Дочь предателя - [65]

Шрифт
Интервал

.

— Но ведь два инфаркта, — снова сказала Лена. — Один здесь, первый — там. Какая тут сцена.

— Где там? — спросила я.

— Спасибо, что вернулся, — кивнул Леня.

— Откуда? — спросила я, хотя подумала: с фронта. На фронте тоже мог случиться инфаркт. Александр Дмитриевич хрупкий, куда ему рыть окопы.

— Пора собираться спать, — сказала Клавдия Васильевна.
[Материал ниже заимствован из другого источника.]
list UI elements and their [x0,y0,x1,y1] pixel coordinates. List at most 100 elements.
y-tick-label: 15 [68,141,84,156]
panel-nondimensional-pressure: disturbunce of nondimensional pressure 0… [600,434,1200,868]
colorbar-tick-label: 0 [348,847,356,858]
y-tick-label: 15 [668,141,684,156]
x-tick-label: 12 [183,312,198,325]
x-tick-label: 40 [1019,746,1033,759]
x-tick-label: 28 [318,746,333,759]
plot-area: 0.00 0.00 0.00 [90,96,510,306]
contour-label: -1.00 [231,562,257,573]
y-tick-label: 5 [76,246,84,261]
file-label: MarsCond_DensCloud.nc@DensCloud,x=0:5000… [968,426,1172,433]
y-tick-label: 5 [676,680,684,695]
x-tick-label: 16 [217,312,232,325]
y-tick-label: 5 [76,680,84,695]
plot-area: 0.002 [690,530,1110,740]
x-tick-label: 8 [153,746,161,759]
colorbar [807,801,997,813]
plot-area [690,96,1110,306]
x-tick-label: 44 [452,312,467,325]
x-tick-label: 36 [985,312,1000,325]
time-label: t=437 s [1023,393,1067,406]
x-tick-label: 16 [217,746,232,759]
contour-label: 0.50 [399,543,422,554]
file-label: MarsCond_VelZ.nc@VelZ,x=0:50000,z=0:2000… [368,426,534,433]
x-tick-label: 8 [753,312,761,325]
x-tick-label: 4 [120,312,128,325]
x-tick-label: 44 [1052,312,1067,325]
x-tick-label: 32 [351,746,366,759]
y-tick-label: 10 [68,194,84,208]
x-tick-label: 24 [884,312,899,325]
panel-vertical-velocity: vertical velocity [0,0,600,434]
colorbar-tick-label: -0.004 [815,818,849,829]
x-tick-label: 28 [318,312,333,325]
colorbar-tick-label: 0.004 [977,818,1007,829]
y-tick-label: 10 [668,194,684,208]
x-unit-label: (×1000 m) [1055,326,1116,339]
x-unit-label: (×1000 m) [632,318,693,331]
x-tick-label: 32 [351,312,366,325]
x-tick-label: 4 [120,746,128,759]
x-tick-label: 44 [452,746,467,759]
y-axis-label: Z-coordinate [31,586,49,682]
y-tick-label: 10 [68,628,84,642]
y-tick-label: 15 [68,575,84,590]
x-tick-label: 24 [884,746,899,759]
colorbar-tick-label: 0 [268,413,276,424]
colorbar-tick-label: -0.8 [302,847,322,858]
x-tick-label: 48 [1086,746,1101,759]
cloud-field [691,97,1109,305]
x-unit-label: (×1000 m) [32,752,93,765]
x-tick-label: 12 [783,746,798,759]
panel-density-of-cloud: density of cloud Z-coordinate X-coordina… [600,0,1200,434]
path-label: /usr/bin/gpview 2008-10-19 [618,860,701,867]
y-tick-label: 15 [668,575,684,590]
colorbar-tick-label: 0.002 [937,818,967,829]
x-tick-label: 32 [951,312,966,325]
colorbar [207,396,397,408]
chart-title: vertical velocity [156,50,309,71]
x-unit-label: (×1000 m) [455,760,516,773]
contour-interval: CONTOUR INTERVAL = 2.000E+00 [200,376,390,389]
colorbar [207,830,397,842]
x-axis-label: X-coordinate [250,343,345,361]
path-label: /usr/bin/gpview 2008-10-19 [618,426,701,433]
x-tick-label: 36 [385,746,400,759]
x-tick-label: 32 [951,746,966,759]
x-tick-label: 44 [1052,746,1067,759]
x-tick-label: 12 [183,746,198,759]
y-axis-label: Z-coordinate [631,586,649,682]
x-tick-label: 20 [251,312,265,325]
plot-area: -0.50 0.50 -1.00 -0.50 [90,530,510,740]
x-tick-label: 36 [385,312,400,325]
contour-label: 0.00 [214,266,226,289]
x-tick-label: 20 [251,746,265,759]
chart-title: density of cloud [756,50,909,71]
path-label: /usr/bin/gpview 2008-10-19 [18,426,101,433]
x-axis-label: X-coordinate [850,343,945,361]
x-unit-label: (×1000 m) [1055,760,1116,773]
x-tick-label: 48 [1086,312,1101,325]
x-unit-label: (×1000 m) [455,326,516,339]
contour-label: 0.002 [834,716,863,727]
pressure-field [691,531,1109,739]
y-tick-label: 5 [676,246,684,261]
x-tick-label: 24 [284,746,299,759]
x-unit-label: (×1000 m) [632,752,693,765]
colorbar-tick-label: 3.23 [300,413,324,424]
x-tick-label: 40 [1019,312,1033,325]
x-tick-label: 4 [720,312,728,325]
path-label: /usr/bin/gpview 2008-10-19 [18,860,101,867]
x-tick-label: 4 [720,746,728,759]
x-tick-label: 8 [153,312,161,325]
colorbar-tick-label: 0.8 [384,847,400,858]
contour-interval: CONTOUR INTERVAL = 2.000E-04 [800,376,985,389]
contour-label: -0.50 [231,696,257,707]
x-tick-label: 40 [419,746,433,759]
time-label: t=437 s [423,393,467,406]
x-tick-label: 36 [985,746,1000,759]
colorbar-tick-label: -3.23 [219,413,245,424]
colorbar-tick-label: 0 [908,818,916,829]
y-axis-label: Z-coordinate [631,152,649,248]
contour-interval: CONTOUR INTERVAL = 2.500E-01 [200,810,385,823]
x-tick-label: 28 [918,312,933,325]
Поднялась из-за стола, начала составлять горкой тарелки. Лена еще не допила свой чай. Я сбегала за подносом.

— …не разгуляешься, — говорил Леня. — Две инвалидские пенсии. Хорошо, есть ученики.

— Его ценят, — сказала Лена.

— Они оба хорошо держатся, — сказала Клавдия Васильевна. — Оба молодцы. Ну все, хватит болтать. День был длинный. Пора и на боковую.


В ту ночь я долго лежала без сна.

Я не хотела идти на балет. Я знать не знала, что это такое, мне и без балета в жизни всего хватало.

Мне было по-настоящему страшно от того, что придется переступить порог  Главного Дворца Страны. Одно дело бегать по Москве среди тысяч и тысяч девочек в синих зимних пальто. И совсем другое — соваться туда, где каждый на виду. Что если при входе стоят не только контролеры, но и милиция? Что если меня опознают? Вдруг кто-нибудь там видел листок «Их разыскивает милиция». Я не знала, насколько широко развернулся объявленный в Калинине розыск. Зато знала, что Калинин от Москвы недалеко. Если бы я только могла сказать правду, и пусть бы этот ценный билет вместо меня подарили хорошему человеку. Но понимала, что не расскажу, снова духу не хватит. Я лежала и думала, как же быть. В конце концов, решила обойтись без январской подработки, а бежать сразу после праздников, не дожидаясь похода в театр. Раньше — нельзя: они начнут меня искать, испорчу им весь Новый год. Значит — через четыре дня.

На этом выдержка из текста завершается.